К вопросу о правовой сущности криптовалюты
Автор: Степанченко А.В.
Журнал: Пермский юридический альманах @almanack-psu
Рубрика: Предпринимательское право, гражданский и арбитражный процесс
Статья в выпуске: 2, 2019 года.
Бесплатный доступ
В статье рассматривается вопрос о том, можно ли считать цифровой финансовый актив объектом обязательств на примере одного из них - криптовалюты.
Криптовалюта, цифровые финансовые активы, деньги, объекты гражданского права
Короткий адрес: https://sciup.org/147230342
IDR: 147230342
Текст научной статьи К вопросу о правовой сущности криптовалюты
В настоящее время центральные банки и министерства финансов разных стран, Всемирный банк дискутируют вопрос о таком явлении международного гражданского оборота, как криповалюты – один из видов цифровых финансовых активов.

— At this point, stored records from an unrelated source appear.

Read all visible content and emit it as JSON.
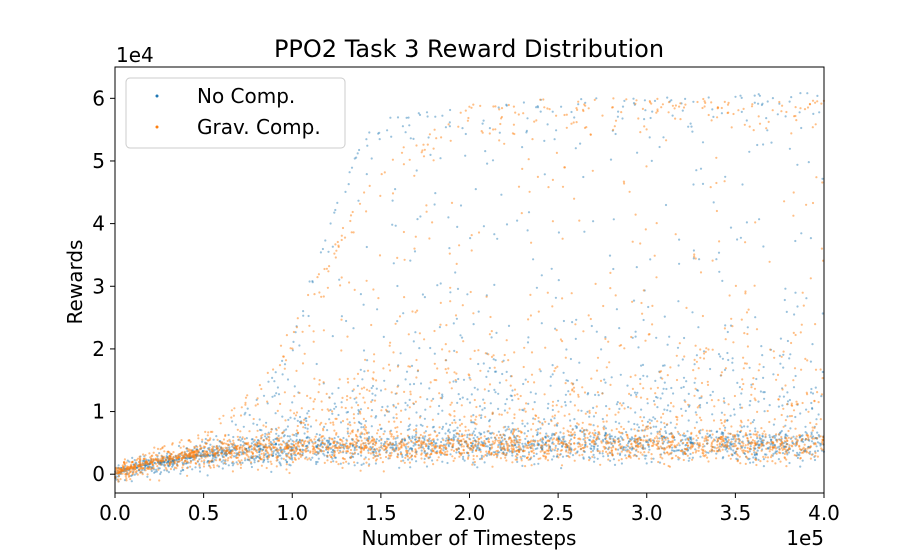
{
  "chart_data": {
    "type": "scatter",
    "title": "PPO2 Task 3 Reward Distribution",
    "xlabel": "Number of Timesteps",
    "ylabel": "Rewards",
    "x_offset_label": "1e5",
    "y_offset_label": "1e4",
    "x_multiplier": 100000,
    "y_multiplier": 10000,
    "xlim": [
      0,
      400000
    ],
    "ylim": [
      -3000,
      65000
    ],
    "x_ticks": [
      0,
      50000,
      100000,
      150000,
      200000,
      250000,
      300000,
      350000,
      400000
    ],
    "x_tick_labels": [
      "0.0",
      "0.5",
      "1.0",
      "1.5",
      "2.0",
      "2.5",
      "3.0",
      "3.5",
      "4.0"
    ],
    "y_ticks": [
      0,
      10000,
      20000,
      30000,
      40000,
      50000,
      60000
    ],
    "y_tick_labels": [
      "0",
      "1",
      "2",
      "3",
      "4",
      "5",
      "6"
    ],
    "grid": false,
    "legend_position": "top-left",
    "series": [
      {
        "name": "No Comp.",
        "color": "#1f77b4",
        "trend": {
          "x": [
            0,
            20000,
            50000,
            100000,
            150000,
            200000,
            250000,
            300000,
            350000,
            400000
          ],
          "baseline": [
            0,
            1500,
            2800,
            3800,
            4300,
            4500,
            4600,
            4700,
            4700,
            4700
          ]
        },
        "upper_envelope": {
          "x": [
            0,
            50000,
            80000,
            100000,
            120000,
            140000,
            160000,
            200000,
            250000,
            300000,
            350000,
            400000
          ],
          "y": [
            1000,
            5000,
            12000,
            22000,
            40000,
            54000,
            58000,
            59000,
            60000,
            60000,
            61000,
            61000
          ]
        }
      },
      {
        "name": "Grav. Comp.",
        "color": "#ff7f0e",
        "trend": {
          "x": [
            0,
            20000,
            50000,
            100000,
            150000,
            200000,
            250000,
            300000,
            350000,
            400000
          ],
          "baseline": [
            0,
            1800,
            3000,
            3800,
            4200,
            4400,
            4500,
            4500,
            4500,
            4500
          ]
        },
        "upper_envelope": {
          "x": [
            0,
            50000,
            80000,
            100000,
            120000,
            140000,
            160000,
            200000,
            250000,
            300000,
            350000,
            400000
          ],
          "y": [
            1500,
            7000,
            14000,
            24000,
            35000,
            45000,
            52000,
            59000,
            60000,
            60000,
            60000,
            60000
          ]
        }
      }
    ]
  }
}
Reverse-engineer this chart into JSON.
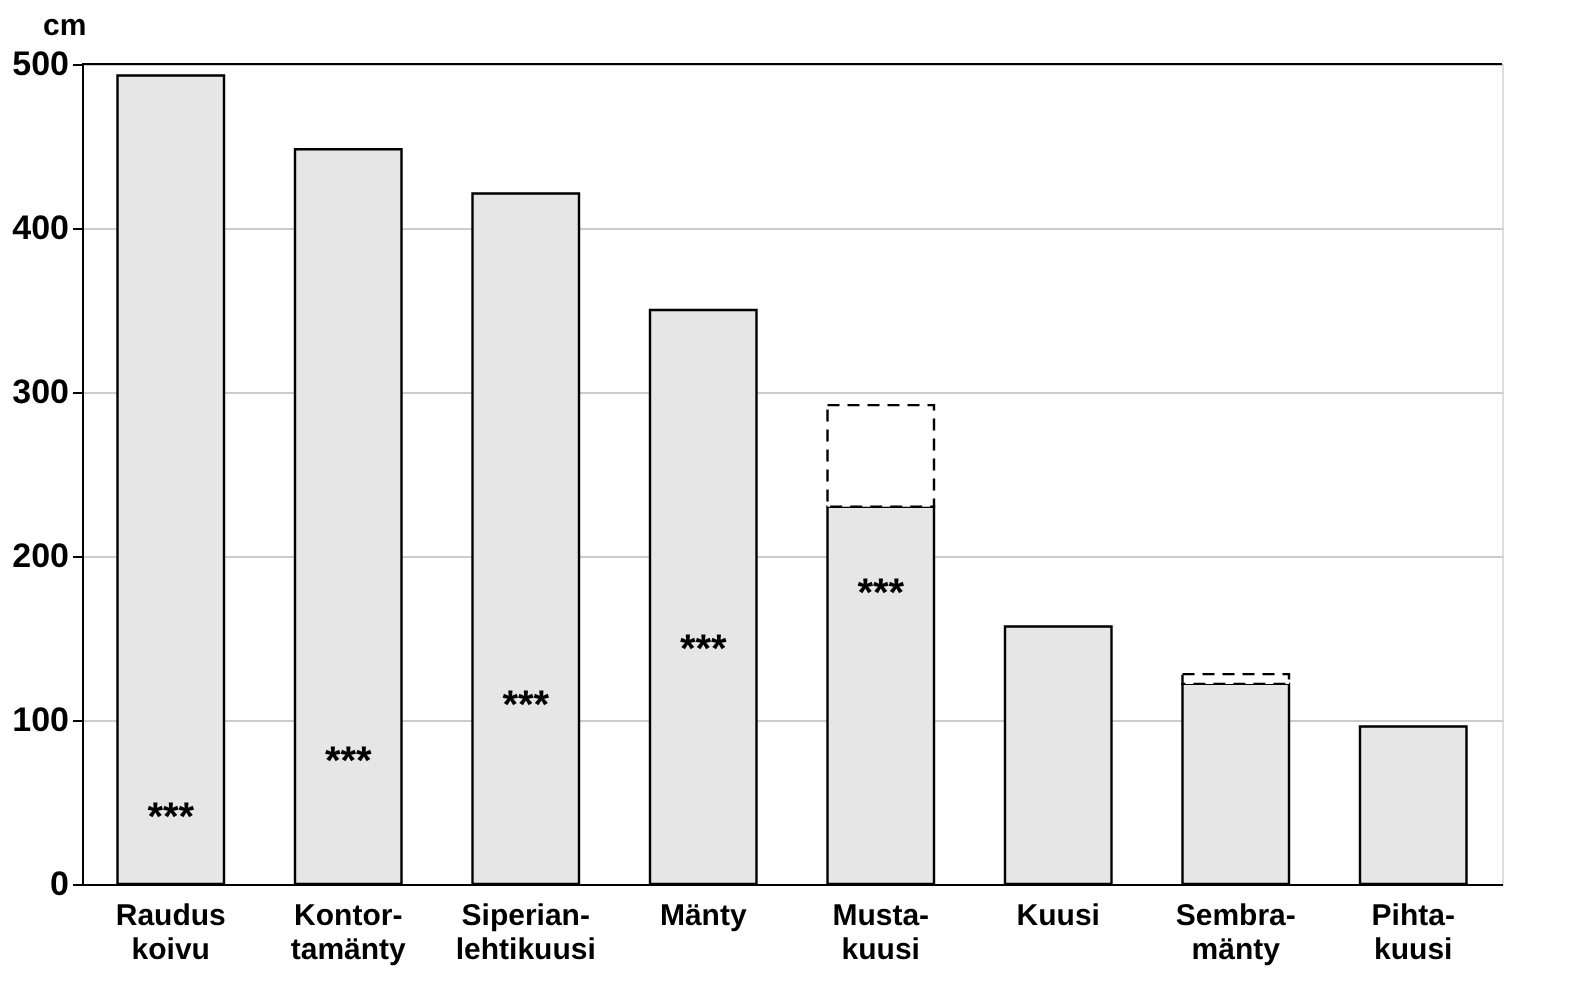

Такая криптовалюта, как, например, биткойн, появилась в 2009 г., что объясняют мировым финансовым кризисом. Биткойн не привязан ни к одной из существующих международных денежных или расчетных единиц, национальных валют, и это его основная особенность. Тем не менее бит- койны могут быть обменены на евро и доллары США. Причем ценность биткойнов обусловливается соотношением спроса и предложения. Алгоритмом данной виртуальной валюты заложено ограниченное максимальное производство общего количества монет-биткойнов: всего 21 миллион. Именно указанное обстоятельство противодействует их обесцениванию. Интересно, что «добыть» биткойн можно, решая определенную задачу1.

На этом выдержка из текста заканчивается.